Core Dataset Engine

The dataset subsystem separates ETL from tensor execution. It keeps CSV ingestion and feature pipeline logic in C until numeric tensors are required.

ETL mode vs Tensor mode

ETL mode

Represents data as a C DataFrame pointer.
Supports mixed types and non-numeric columns.
Avoids PHP arrays during CSV ingestion.
Operations like dropNans(), oneHotEncode(), and selectColumns() are executed in C.

Tensor mode

Represents features as Tensor objects.
Uses float32 tensors for samples and optional labels.
Required for training and inference.

Lifecycle

CSV file
   ├─ tensor_dataset_from_csv() → direct Tensor mode (numeric-only)
   └─ df_read_csv() → ETL DataFrame
                    ├─ ETL transforms
                    └─ df_to_tensor() → Tensor mode

Lazy materialization

Dataset::load() creates an ETL dataset without immediate tensor conversion. materialize() triggers the conversion on demand.

Fast path vs fallback

Dataset::fromCSV() uses tensor_dataset_from_csv() for pure numeric CSVs.
If non-numeric values are present, it falls back to df_read_csv() and materialize().

Data flow and memory

Dataset::fromCSV() returns either:

a fully materialized Dataset in Tensor mode
or a mixed-type Dataset in ETL mode that can still be transformed

In both cases, the dataset owns only the C pointer or tensor wrappers.

Key methods

`Dataset::load(string $filepath, bool $hasHeader = true): self`

Loads a CSV into ETL mode.
Does not allocate full datasets in PHP.
Use for datasets with categorical or text columns.

`Dataset::fromCSV(string $filepath, int $labelColumn = -1, bool $hasHeader = true): self`

Fast numeric ingestion for float-only CSVs.
If mixed columns are detected, fall back to ETL mode and immediate materialization.
labelColumn identifies the target column.

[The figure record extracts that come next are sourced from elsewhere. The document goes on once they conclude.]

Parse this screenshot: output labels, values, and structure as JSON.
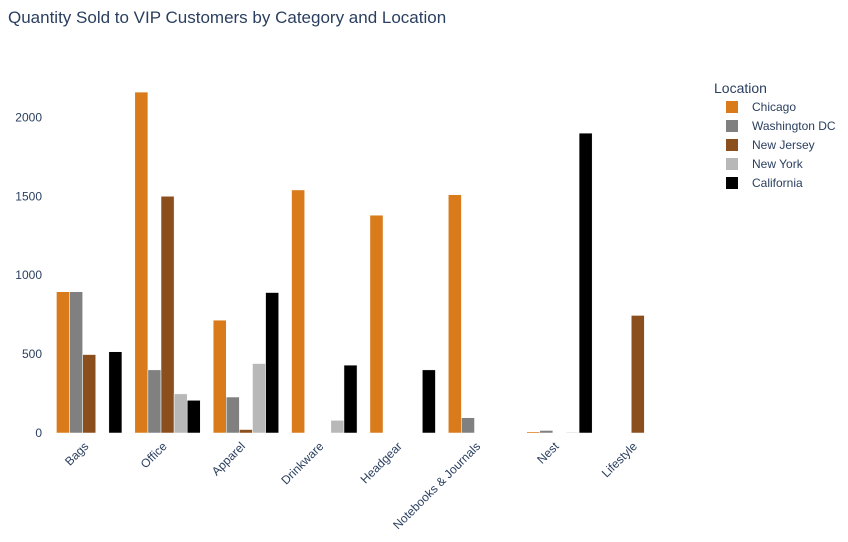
{
  "chart_data": {
    "type": "bar",
    "title": "Quantity Sold to VIP Customers by Category and Location",
    "xlabel": "",
    "ylabel": "",
    "ylim": [
      0,
      2300
    ],
    "yticks": [
      0,
      500,
      1000,
      1500,
      2000
    ],
    "grid": false,
    "legend_title": "Location",
    "legend_position": "top-right",
    "categories": [
      "Bags",
      "Office",
      "Apparel",
      "Drinkware",
      "Headgear",
      "Notebooks & Journals",
      "Nest",
      "Lifestyle"
    ],
    "series": [
      {
        "name": "Chicago",
        "color": "#d97b1b",
        "values": [
          895,
          2160,
          715,
          1540,
          1380,
          1510,
          8,
          0
        ]
      },
      {
        "name": "Washington DC",
        "color": "#808080",
        "values": [
          895,
          400,
          228,
          0,
          0,
          97,
          16,
          0
        ]
      },
      {
        "name": "New Jersey",
        "color": "#8b4f1e",
        "values": [
          497,
          1500,
          22,
          0,
          0,
          0,
          0,
          745
        ]
      },
      {
        "name": "New York",
        "color": "#b8b8b8",
        "values": [
          0,
          248,
          440,
          80,
          0,
          0,
          5,
          0
        ]
      },
      {
        "name": "California",
        "color": "#000000",
        "values": [
          515,
          207,
          890,
          430,
          400,
          0,
          1900,
          0
        ]
      }
    ]
  }
}
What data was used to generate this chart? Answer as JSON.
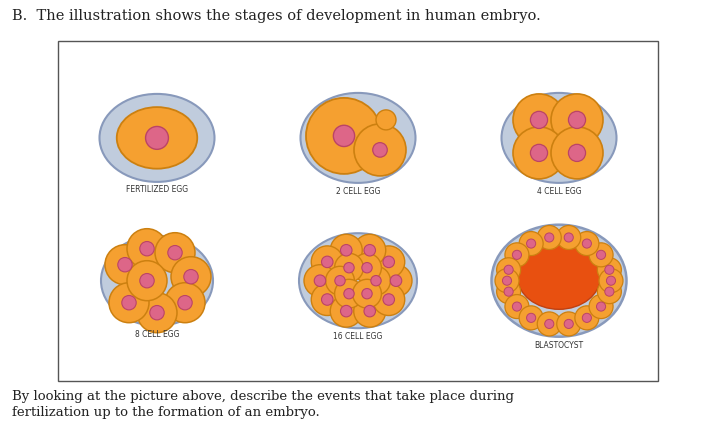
{
  "title": "B.  The illustration shows the stages of development in human embryo.",
  "footer_line1": "By looking at the picture above, describe the events that take place during",
  "footer_line2": "fertilization up to the formation of an embryo.",
  "bg_color": "#ffffff",
  "box_color": "#555555",
  "outer_shell_color": "#c0ccdd",
  "outer_shell_edge": "#8899bb",
  "outer_shell_inner": "#d8e0ee",
  "cell_fill": "#f5a030",
  "cell_edge": "#cc8010",
  "nucleus_fill": "#dd6688",
  "nucleus_edge": "#bb4466",
  "blastocyst_cavity": "#e85010",
  "label_fontsize": 5.5,
  "title_fontsize": 10.5,
  "footer_fontsize": 9.5
}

`Dataset::materialize(int $labelCol = -1): self`

Converts the C DataFrame into tensors.
Frees the original DataFrame pointer.
Returns a new Dataset in Tensor mode.

Code example

use Pml\Dataset;

$dataset = Dataset::load('datasets/housing.csv')
    ->withLabelColumn(0)
    ->dropNans()
    ->oneHotEncode(2)
    ->materialize(labelCol: 0);

C-level behavior

df_read_csv() parses the CSV and creates a columnar DataFrame.
df_to_tensor() converts selected columns to TensorC* buffers.
df_free() releases the ETL pointer once materialization is complete.

Performance implications

ETL mode delays numeric allocation until necessary.
Mixed-type CSVs incur an ETL-to-tensor conversion cost.
Numeric-only CSVs bypass this cost entirely with tensor_dataset_from_csv().
Use dropNans() before materialize() to keep the tensor memory footprint minimal.

When to use

Use ETL mode for ingestion pipelines with text features or categorical columns.
Use Tensor mode for training, validation, and inference.

When not to use

Avoid calling materialize() too early if additional ETL transformations remain.
Avoid repeated conversion of the same dataset in multiple passes.